Exploring the Spatial Distribution of Local Field Gradients by Tip-Enhanced Raman Mapping of a Single-Molecule Probe

Since tip-enhanced Raman spectroscopy (TERS) techniques have shown that the local electric field can be confined at the subnanometer scale, the strong inhomogeneity induced field-gradient effect and other high-order processes would show up and influence related spectral features. However, it is still challenging to precisely determine the spatial distribution of the local field gradient because of the complexity of high-order polarization processes. In this work, we propose using a single molecule as a local probe to evaluate the local electric field and its gradient distributions within a plasmonic nanocavity. Thanks to the high symmetry of the polarizabilities for the model molecule and the strong enhancement of the local plasmonic field along the vertical direction, the spatial distributions of the local electric field and the field gradient can be simultaneously deduced from the mapping images for different vibrational modes.
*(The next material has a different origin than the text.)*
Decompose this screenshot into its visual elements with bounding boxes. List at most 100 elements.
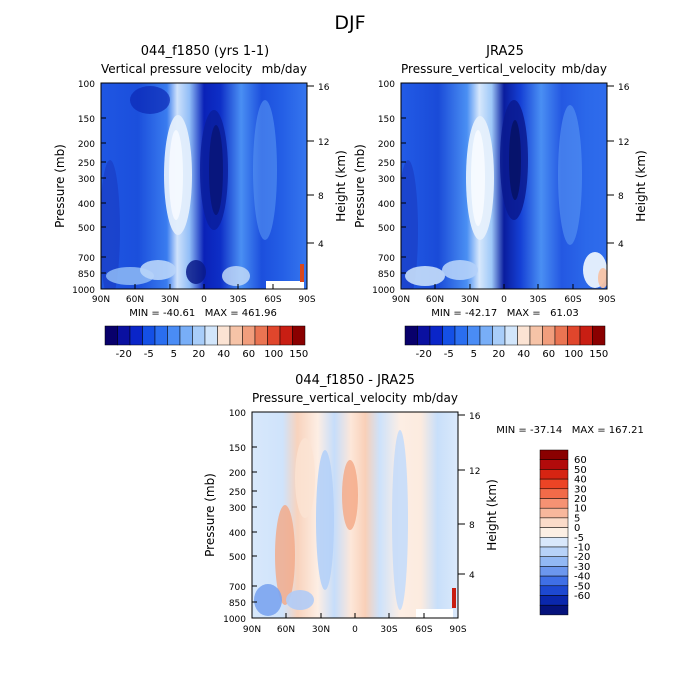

The size of the probe molecule is found to determine the ability of resolving the field confinement, which can be improved to be as small as similar to 0.1 nm once a small carbon monoxide molecule adsorbed on the metal surface is adopted as the probe. In order to demonstrate the general applicability of this method, we further designed different nanocavities with different protrusion geometries at the tip apex. The corresponding distributions of both the local electric field and the field gradient can always be captured through the TERS mapping images. The method we propose here is believed to be instructive not only for experimental investigations on the local field properties of the nanocavity but also for understanding related single-molecule nonlinear or high-order processes in plasmonic nanocavities.